Each row is a sequence of 24 bits, i.e.:
1 0 1 1 1 0 1 0 1 0 1 1 1 0 1 0 1 0 1 1 1 0 1 0
I need to compute the Hamming Distance for every pair of rows. Here's my first implementation using SciPy hamming function:
from scipy.spatial.distance import hamming
with open('input.txt', 'r') as file:
reader = csv.reader(file, delimiter=' ')
nodes = {}
b = 24 # Number of bits
for nodeNum, node in enumerate(reader):
node[nodeNum] = [int(i) for i in node]
for u, uBits in nodes.items():
for v, vBits in nodes.items():
distance = hamming(uBits, vBits) * b
# Do stuff
Second implementation I came up with:
node[nodeNum] = sum([int(bit)*2**power for power, bit in enumerate(node)])

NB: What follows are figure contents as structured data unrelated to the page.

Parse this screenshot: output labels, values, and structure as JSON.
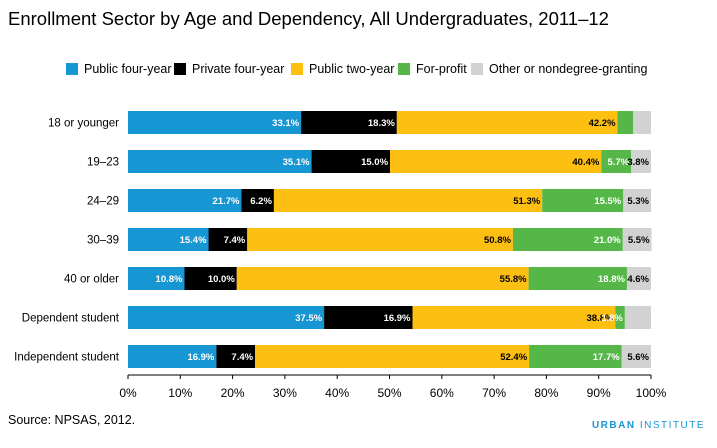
{
  "chart_data": {
    "type": "bar",
    "orientation": "horizontal",
    "stacked": true,
    "title": "Enrollment Sector by Age and Dependency, All Undergraduates, 2011–12",
    "categories": [
      "18 or younger",
      "19–23",
      "24–29",
      "30–39",
      "40 or older",
      "Dependent student",
      "Independent student"
    ],
    "series": [
      {
        "name": "Public four-year",
        "color": "#1696d2",
        "label_color": "#ffffff",
        "values": [
          33.1,
          35.1,
          21.7,
          15.4,
          10.8,
          37.5,
          16.9
        ],
        "labels": [
          "33.1%",
          "35.1%",
          "21.7%",
          "15.4%",
          "10.8%",
          "37.5%",
          "16.9%"
        ]
      },
      {
        "name": "Private four-year",
        "color": "#000000",
        "label_color": "#ffffff",
        "values": [
          18.3,
          15.0,
          6.2,
          7.4,
          10.0,
          16.9,
          7.4
        ],
        "labels": [
          "18.3%",
          "15.0%",
          "6.2%",
          "7.4%",
          "10.0%",
          "16.9%",
          "7.4%"
        ]
      },
      {
        "name": "Public two-year",
        "color": "#fdbf11",
        "label_color": "#000000",
        "values": [
          42.2,
          40.4,
          51.3,
          50.8,
          55.8,
          38.8,
          52.4
        ],
        "labels": [
          "42.2%",
          "40.4%",
          "51.3%",
          "50.8%",
          "55.8%",
          "38.8%",
          "52.4%"
        ]
      },
      {
        "name": "For-profit",
        "color": "#55b748",
        "label_color": "#ffffff",
        "values": [
          3.0,
          5.7,
          15.5,
          21.0,
          18.8,
          1.8,
          17.7
        ],
        "labels": [
          "",
          "5.7%",
          "15.5%",
          "21.0%",
          "18.8%",
          "1.8%",
          "17.7%"
        ]
      },
      {
        "name": "Other or nondegree-granting",
        "color": "#d2d2d2",
        "label_color": "#000000",
        "values": [
          3.4,
          3.8,
          5.3,
          5.5,
          4.6,
          5.0,
          5.6
        ],
        "labels": [
          "",
          "3.8%",
          "5.3%",
          "5.5%",
          "4.6%",
          "",
          "5.6%"
        ]
      }
    ],
    "xlim": [
      0,
      100
    ],
    "ticks": [
      "0%",
      "10%",
      "20%",
      "30%",
      "40%",
      "50%",
      "60%",
      "70%",
      "80%",
      "90%",
      "100%"
    ],
    "legend_position": "top",
    "grid": false
  },
  "footer": {
    "source": "Source: NPSAS, 2012.",
    "brand_first": "URBAN",
    "brand_second": "INSTITUTE"
  }
}
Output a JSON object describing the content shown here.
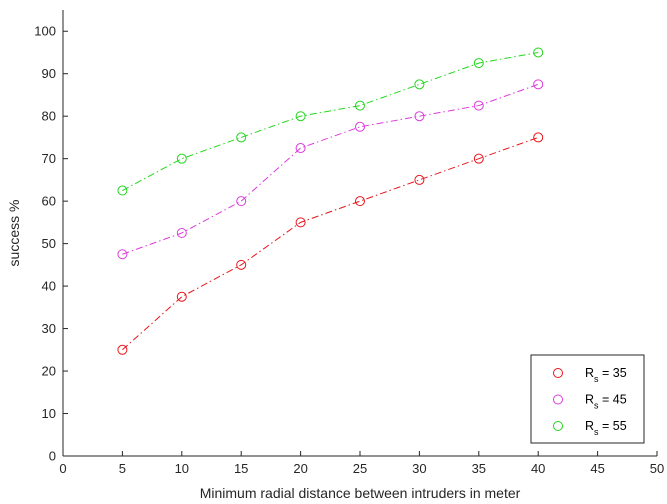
{
  "chart_data": {
    "type": "line",
    "title": "",
    "xlabel": "Minimum radial distance between intruders in meter",
    "ylabel": "success  %",
    "xlim": [
      0,
      50
    ],
    "ylim": [
      0,
      105
    ],
    "xticks": [
      "0",
      "5",
      "10",
      "15",
      "20",
      "25",
      "30",
      "35",
      "40",
      "45",
      "50"
    ],
    "yticks": [
      "0",
      "10",
      "20",
      "30",
      "40",
      "50",
      "60",
      "70",
      "80",
      "90",
      "100"
    ],
    "grid": false,
    "legend_position": "bottom-right",
    "x": [
      5,
      10,
      15,
      20,
      25,
      30,
      35,
      40
    ],
    "series": [
      {
        "name": "R",
        "subscript": "s",
        "suffix": " = 35",
        "color": "#e8151b",
        "values": [
          25,
          37.5,
          45,
          55,
          60,
          65,
          70,
          75
        ]
      },
      {
        "name": "R",
        "subscript": "s",
        "suffix": " = 45",
        "color": "#dc3bdc",
        "values": [
          47.5,
          52.5,
          60,
          72.5,
          77.5,
          80,
          82.5,
          87.5
        ]
      },
      {
        "name": "R",
        "subscript": "s",
        "suffix": " = 55",
        "color": "#22d61c",
        "values": [
          62.5,
          70,
          75,
          80,
          82.5,
          87.5,
          92.5,
          95
        ]
      }
    ],
    "line_style": "dash-dot",
    "marker": "circle"
  }
}
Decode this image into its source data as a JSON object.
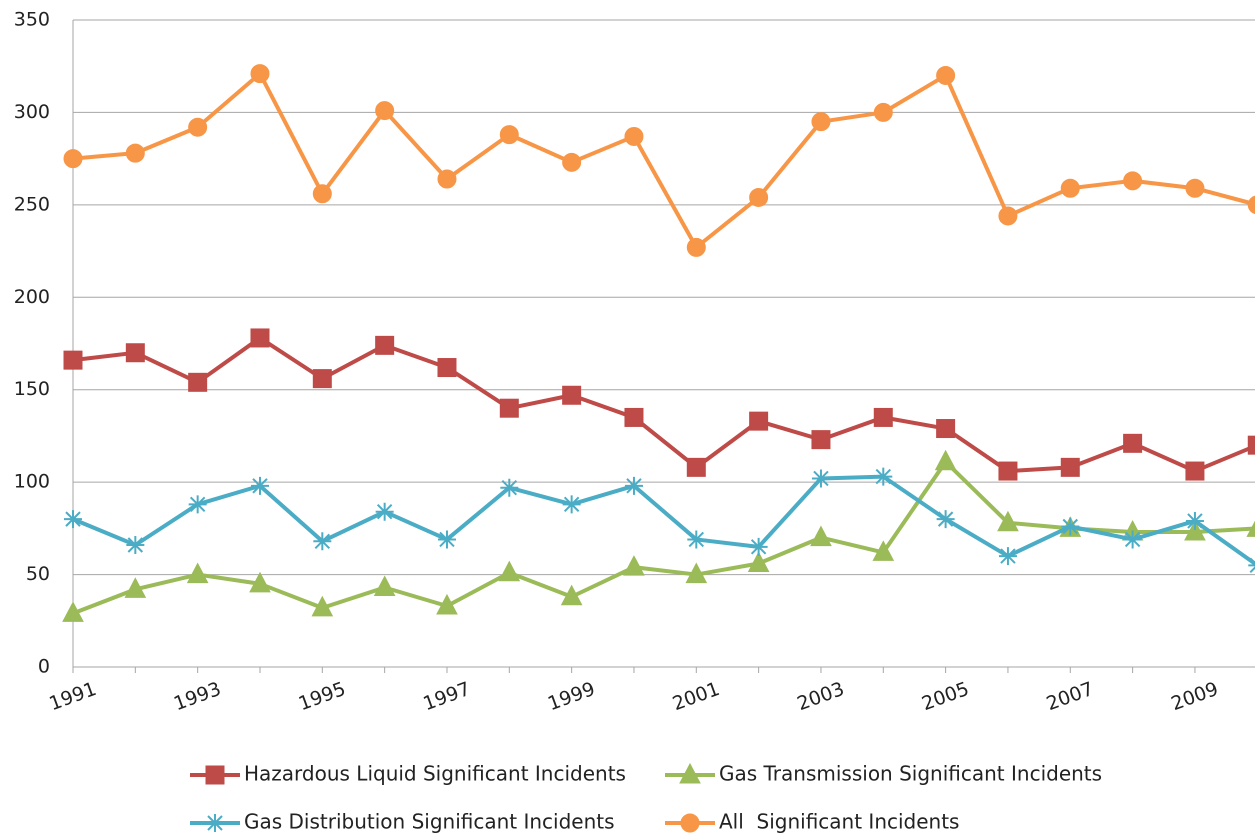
{
  "chart_data": {
    "type": "line",
    "categories": [
      "1991",
      null,
      "1993",
      null,
      "1995",
      null,
      "1997",
      null,
      "1999",
      null,
      "2001",
      null,
      "2003",
      null,
      "2005",
      null,
      "2007",
      null,
      "2009",
      null
    ],
    "series": [
      {
        "name": "Hazardous Liquid Significant Incidents",
        "color": "#be4b48",
        "marker": "square",
        "values": [
          166,
          170,
          154,
          178,
          156,
          174,
          162,
          140,
          147,
          135,
          108,
          133,
          123,
          135,
          129,
          106,
          108,
          121,
          106,
          120
        ]
      },
      {
        "name": "Gas Transmission Significant Incidents",
        "color": "#9bbb59",
        "marker": "triangle",
        "values": [
          29,
          42,
          50,
          45,
          32,
          43,
          33,
          51,
          38,
          54,
          50,
          56,
          70,
          62,
          111,
          78,
          75,
          73,
          73,
          75
        ]
      },
      {
        "name": "Gas Distribution Significant Incidents",
        "color": "#4bacc6",
        "marker": "star",
        "values": [
          80,
          66,
          88,
          98,
          68,
          84,
          69,
          97,
          88,
          98,
          69,
          65,
          102,
          103,
          80,
          60,
          76,
          69,
          79,
          55
        ]
      },
      {
        "name": "All  Significant Incidents",
        "color": "#f79646",
        "marker": "circle",
        "values": [
          275,
          278,
          292,
          321,
          256,
          301,
          264,
          288,
          273,
          287,
          227,
          254,
          295,
          300,
          320,
          244,
          259,
          263,
          259,
          250
        ]
      }
    ],
    "ylim": [
      0,
      350
    ],
    "yticks": [
      0,
      50,
      100,
      150,
      200,
      250,
      300,
      350
    ],
    "grid": true
  }
}
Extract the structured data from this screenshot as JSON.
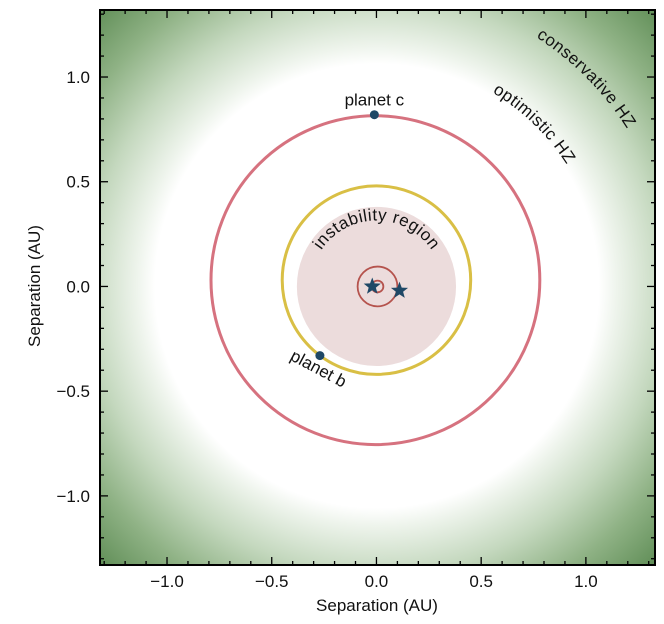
{
  "chart_data": {
    "type": "diagram-scatter",
    "xlabel": "Separation (AU)",
    "ylabel": "Separation (AU)",
    "xlim": [
      -1.32,
      1.33
    ],
    "ylim": [
      -1.33,
      1.32
    ],
    "xticks": [
      -1.0,
      -0.5,
      0.0,
      0.5,
      1.0
    ],
    "yticks": [
      -1.0,
      -0.5,
      0.0,
      0.5,
      1.0
    ],
    "xtick_labels": [
      "−1.0",
      "−0.5",
      "0.0",
      "0.5",
      "1.0"
    ],
    "ytick_labels": [
      "−1.0",
      "−0.5",
      "0.0",
      "0.5",
      "1.0"
    ],
    "minor_tick_step": 0.1,
    "grid": false,
    "habitable_zone": {
      "optimistic_inner_radius": 1.06,
      "conservative_inner_radius": 1.37,
      "optimistic_label": "optimistic HZ",
      "conservative_label": "conservative HZ",
      "color": "#5b8a52"
    },
    "instability_region": {
      "radius": 0.38,
      "label": "instability region",
      "color": "#ecdcdc"
    },
    "orbits": [
      {
        "name": "planet c orbit",
        "center": [
          -0.005,
          0.03
        ],
        "radius": 0.785,
        "color": "#d6727f"
      },
      {
        "name": "planet b orbit",
        "center": [
          0.0,
          0.03
        ],
        "radius": 0.45,
        "color": "#d9bf45"
      },
      {
        "name": "binary orbit",
        "center": [
          0.005,
          0.0
        ],
        "radius": 0.095,
        "color": "#b5534d"
      },
      {
        "name": "binary inner orbit",
        "center": [
          0.005,
          0.0
        ],
        "radius": 0.028,
        "color": "#b5534d"
      }
    ],
    "stars": [
      [
        -0.02,
        0.0
      ],
      [
        0.11,
        -0.02
      ]
    ],
    "planets": [
      {
        "label": "planet c",
        "x": -0.01,
        "y": 0.82
      },
      {
        "label": "planet b",
        "x": -0.27,
        "y": -0.33
      }
    ],
    "marker_color": "#1f4866"
  }
}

Here I only store the decimal value but I then have to manually count set bits resulting from each XOR operation:
def hamming(a, b):
N = a ^ b
distance = 0
ptr = 1
while N:
distance += ((N + 1) //
2 * ptr)
N -= (N + 1) // 2
ptr += 1
return distance
How can I improve my code (both in terms of memory usage and runtime, ideally)?
This may be the fastest you can do (watchout, for your data size it'd require to allocate 74.5 GiB of memory):
import numpy as np
nodes = []
with open('input.txt', 'r') as file:
reader = csv.reader(file, delimiter=' ')
for node in reader:
nodes.append([int(i) for i in node])
dists = 2 * np.inner(nodes-0.5, 0.5-nodes) + nodes.shape[1] / 2
Just for fun, here is a 40X faster version in Julia:
using LoopVectorization, Tullio
function hamming!(nodes,dists)
@tullio dists[i,j] = sum(nodes[i,k] ⊻ nodes[j,k])
end
n = 10^5
nodes = rand(Int8[0,1],n,24)
dists = Matrix{Int8}(undef,n,n)
@time hamming!(nodes,dists) # Run twice
# 1.886367 seconds (114 allocations: 6.594 KiB)
While we're at it, I invite you to enter the world of Julia. It offers similar speeds to C++ and a pleasant syntax similar to Python.